12.2 Without prejudice to any other rights or remedies, Fitu may terminate this agreement with immediate effect without liability to the Merchant if:

(a) the Merchant fails to pay any amount due under this agreement;
(b) the Merchant commits a material breach of any term of this agreement;
(c) Fitu reasonably believes there has been a breach of the provisions of clause 4.3, 4.4
and 4.5; or
(d) the Merchant fails to settle or resolve any incidents with its customers or becomes involved in any dispute that Fitu reasonably considers detrimental to its reputation.

12.3 Upon termination or expiry of this agreement for any reason, the accrued rights of the parties and any provision expressly stated to survive termination shall not be affected.

12.4 Subject to the foregoing provisions, all rights and licenses granted under this agreement shall terminate.

13. FORCE MAJEURE

Neither party shall be in breach of this agreement nor liable for delay in performing, or failure to perform, any of its obligations under this agreement if such delay or failure results from events, circumstances or causes beyond its reasonable control, including, without limitation, strikes, lock-outs or other industrial disputes, war, riot, civil commotion, malicious damage, compliance with any law or governmental order, rule, regulation or direction, accident, fire, flood, storm, or more generally, any acts of God.
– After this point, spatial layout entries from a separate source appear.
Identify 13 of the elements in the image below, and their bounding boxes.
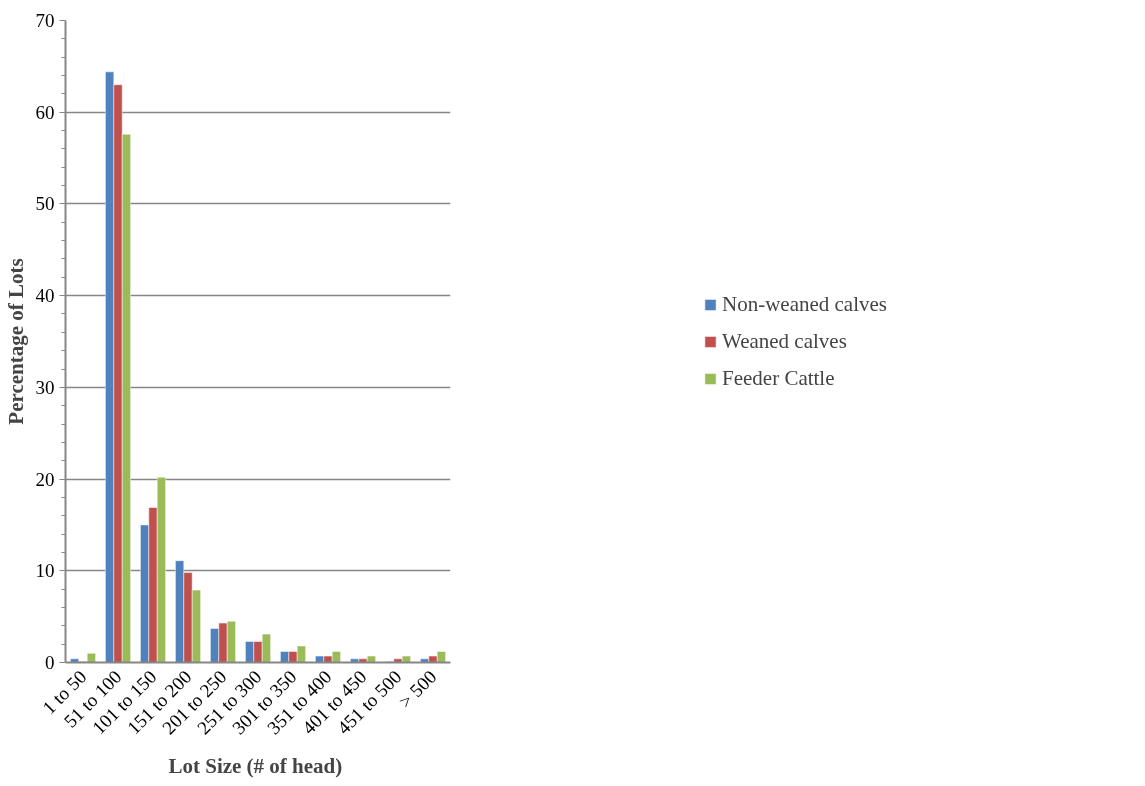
y-tick-label: 40 [35,285,55,307]
x-axis-title: Lot Size (# of head) [168,753,343,778]
y-tick-label: 30 [35,376,55,398]
y-tick-label: 60 [35,101,55,123]
legend-label: Feeder Cattle [721,365,835,391]
legend-label: Non-weaned calves [721,291,888,317]
y-tick-label: 20 [35,468,55,490]
y-tick-label: 70 [35,10,55,31]
y-tick-label: 50 [35,193,55,215]
y-axis-title: Percentage of Lots [3,258,28,425]
y-tick-label: 10 [35,560,55,582]
legend-label: Weaned calves [721,328,847,354]
y-tick-label: 0 [45,652,55,673]
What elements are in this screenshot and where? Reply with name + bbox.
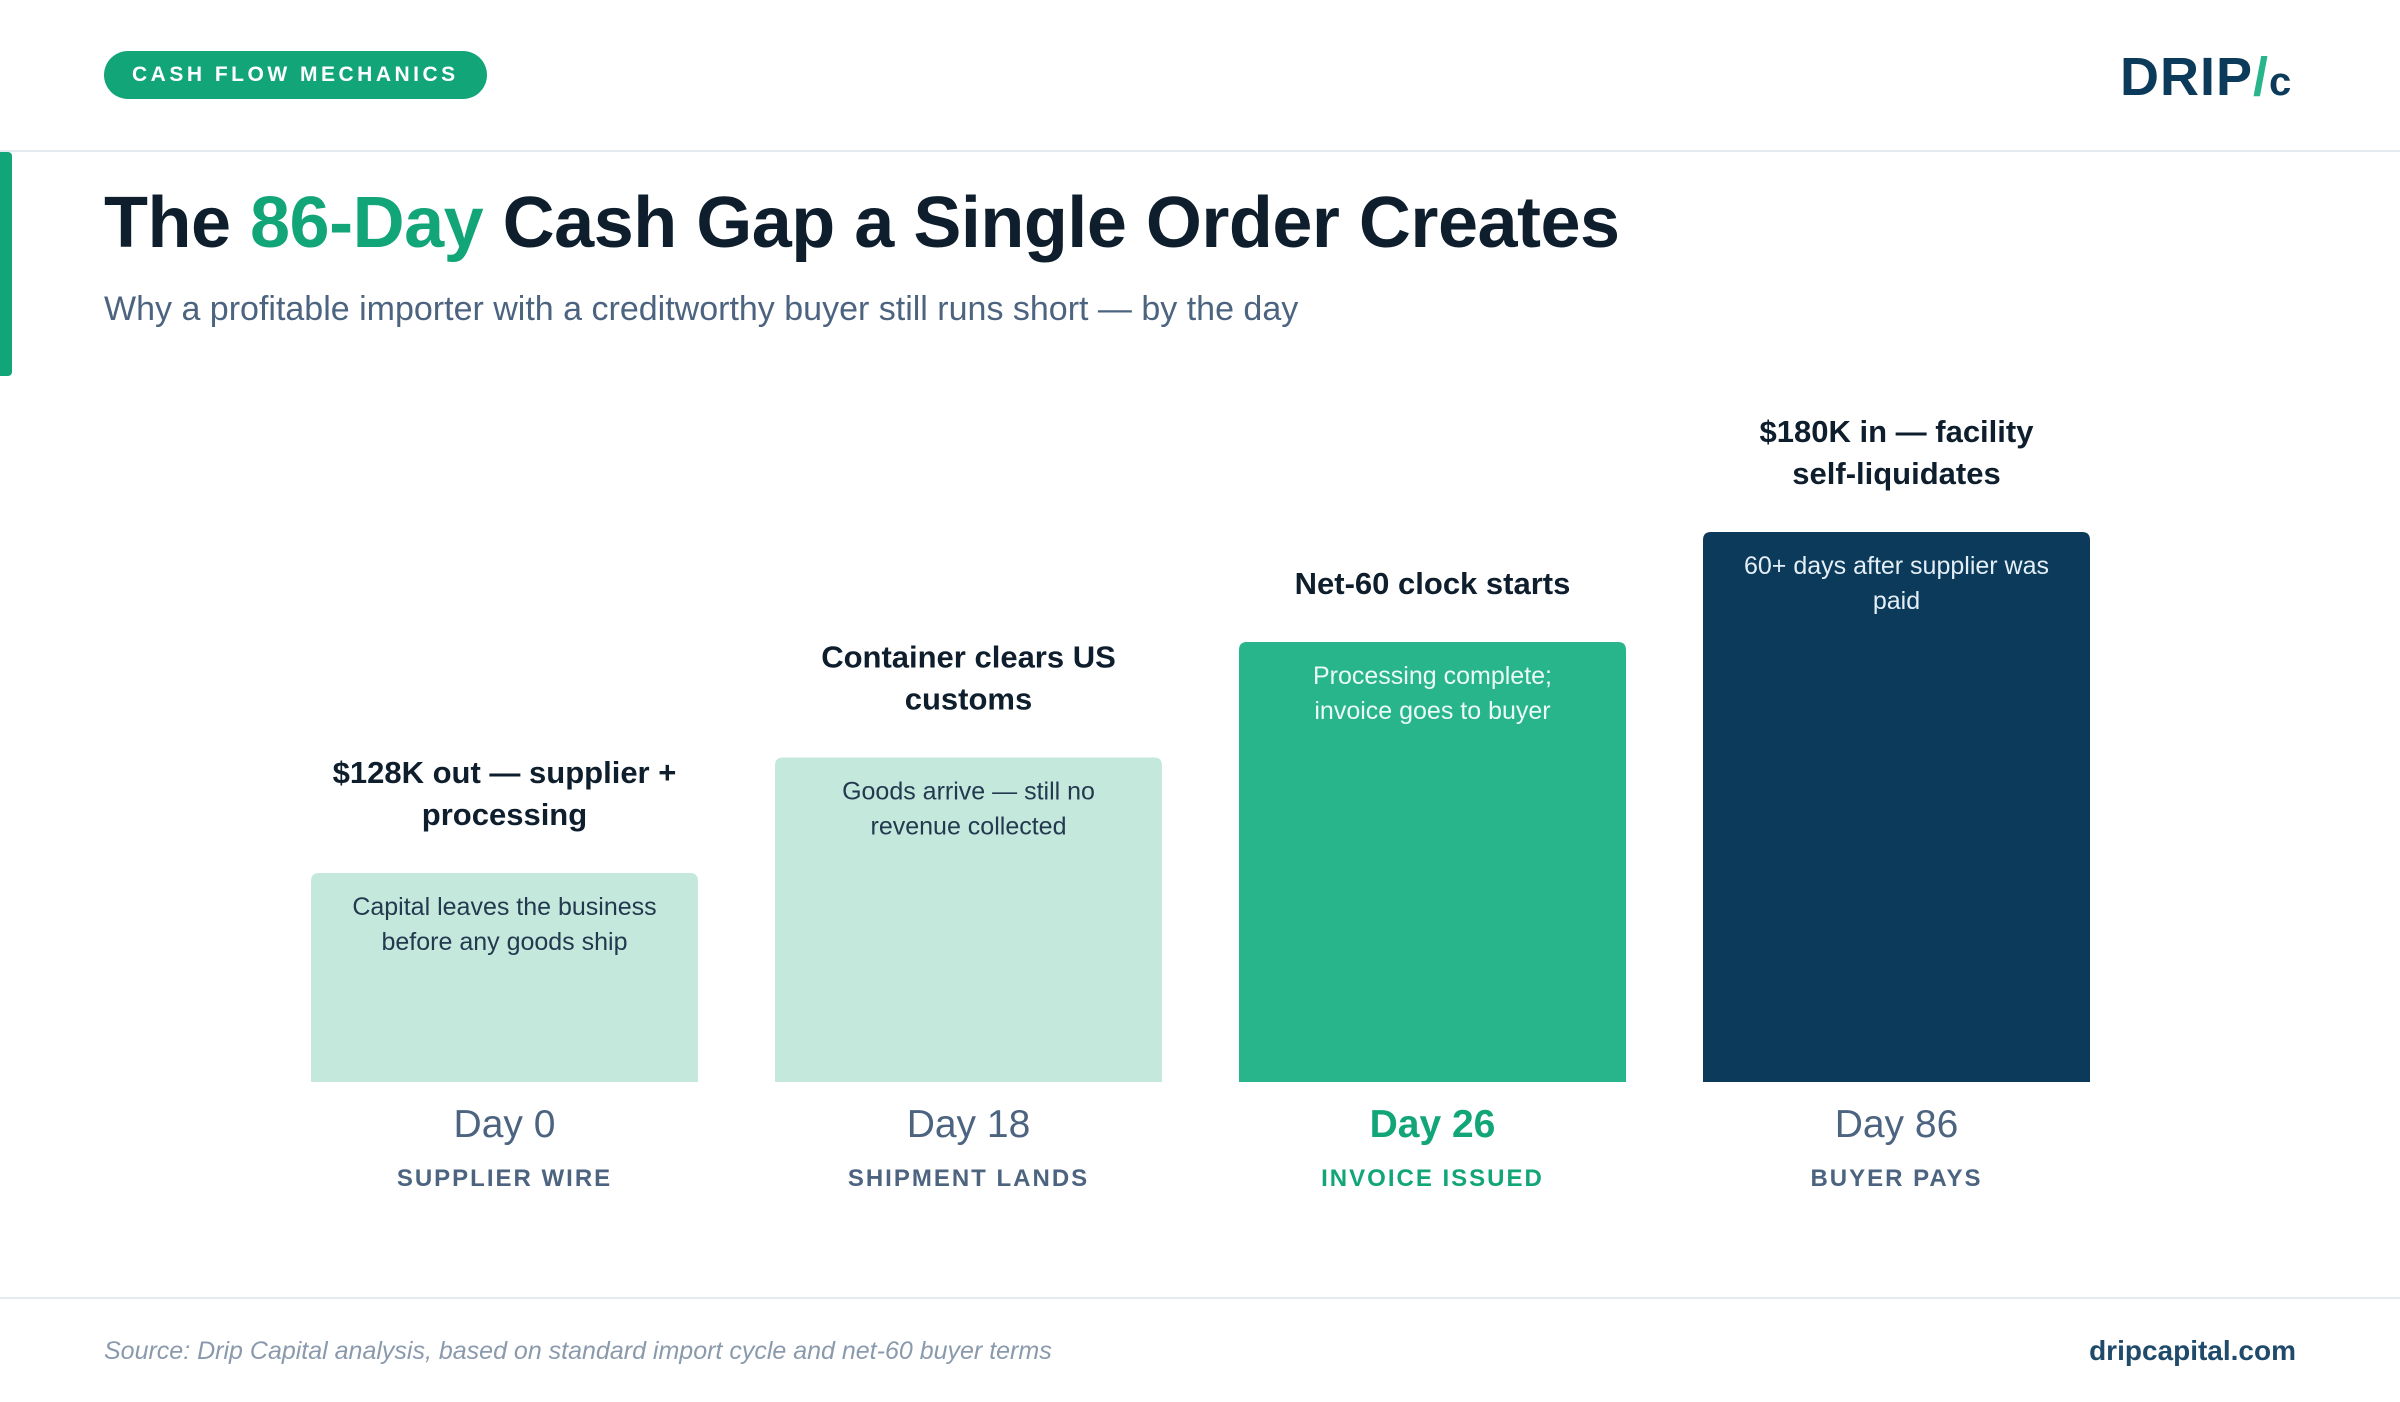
bar-inner-label-0-0: Capital leaves the business: [352, 893, 656, 921]
title-highlight: 86-Day: [250, 183, 484, 263]
bar-2: [1239, 642, 1626, 1082]
bar-top-label-3-0: $180K in — facility: [1760, 414, 2035, 449]
bar-1: [775, 757, 1162, 1082]
category-sublabel-0: SUPPLIER WIRE: [397, 1165, 612, 1192]
brand-logo[interactable]: DRIP/c: [2120, 42, 2292, 112]
bar-top-label-1-1: customs: [905, 682, 1032, 717]
category-label-3: Day 86: [1835, 1103, 1959, 1146]
footer: Source: Drip Capital analysis, based on …: [0, 1297, 2400, 1402]
bar-top-label-0-0: $128K out — supplier +: [333, 755, 677, 790]
category-sublabel-3: BUYER PAYS: [1810, 1165, 1982, 1192]
accent-bar: [0, 152, 12, 376]
logo-text: DRIP: [2120, 47, 2254, 107]
title-after: Cash Gap a Single Order Creates: [483, 183, 1620, 263]
page-title: The 86-Day Cash Gap a Single Order Creat…: [104, 182, 1620, 264]
header-bar: CASH FLOW MECHANICS DRIP/c: [0, 0, 2400, 152]
category-sublabel-1: SHIPMENT LANDS: [848, 1165, 1089, 1192]
bar-top-label-3-1: self-liquidates: [1792, 456, 2000, 491]
bar-inner-label-3-1: paid: [1873, 587, 1920, 615]
bar-0: [311, 873, 698, 1082]
bar-top-label-2-0: Net-60 clock starts: [1295, 566, 1571, 601]
bar-inner-label-0-1: before any goods ship: [381, 928, 627, 956]
bar-inner-label-1-1: revenue collected: [871, 813, 1067, 841]
category-label-1: Day 18: [907, 1103, 1031, 1146]
category-label-2: Day 26: [1370, 1103, 1496, 1146]
cash-gap-chart: Capital leaves the business before any go…: [311, 414, 2090, 1192]
bar-inner-label-1-0: Goods arrive — still no: [842, 778, 1095, 806]
bar-inner-label-2-1: invoice goes to buyer: [1314, 697, 1550, 725]
bar-inner-label-2-0: Processing complete;: [1313, 662, 1552, 690]
bar-inner-label-3-0: 60+ days after supplier was: [1744, 552, 2049, 580]
page-subtitle: Why a profitable importer with a creditw…: [104, 290, 1299, 328]
bar-3: [1703, 532, 2090, 1082]
section-pill: CASH FLOW MECHANICS: [104, 51, 487, 99]
site-link[interactable]: dripcapital.com: [2089, 1335, 2296, 1366]
logo-c: c: [2269, 60, 2293, 104]
category-sublabel-2: INVOICE ISSUED: [1321, 1165, 1544, 1192]
title-before: The: [104, 183, 251, 263]
source-note: Source: Drip Capital analysis, based on …: [104, 1337, 1052, 1365]
bar-top-label-1-0: Container clears US: [821, 640, 1116, 675]
category-label-0: Day 0: [454, 1103, 556, 1146]
logo-slash: /: [2253, 47, 2270, 107]
bar-top-label-0-1: processing: [422, 797, 587, 832]
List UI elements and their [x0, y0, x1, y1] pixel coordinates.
In such circumstances the affected party shall be entitled to a reasonable extension of the time for performing such obligations, provided that if the period of delay or non-performance continues for three months, the party not affected may terminate this agreement by giving 30 days' written notice to the other party.

14. GENERAL

14.1 No failure or delay by a party to exercise any right or remedy provided under this agreement or by law shall constitute a waiver of that or any other right or remedy, nor shall it prevent or restrict the further exercise of that or any other right or remedy.

14.2 If any provision of this agreement is or becomes invalid, illegal or unenforceable, it shall be deemed modified to the minimum extent necessary to make it valid and enforceable. If such modification is not possible, the relevant provision shall be deemed not applicable without affecting the remaining provisions of the agreement.

14.3 This agreement constitutes the entire agreement between the parties and include the End User Terms of Service, Privacy Policy and Cookie Policy by reference, which apply to all services deployed by Fitu.

14.4 No variation of this agreement shall be effective unless it is in writing and signed by the parties or their authorised representatives.

14.5 Nothing in this agreement is intended to, or shall be deemed to, establish any partnership or joint venture between any of the parties, constitute any party the agent of another party, nor authorise any party to make or enter into any commitments for or on behalf of any other party.

14.6 This agreement and any disputes or claims arising out of or in connection with it or its subject matter or formation shall be governed by and construed in accordance with the laws of England and Wales and the parties irrevocably agree that the courts of England have exclusive jurisdiction to settle any disputes or claims arising out of or in connection with this agreement.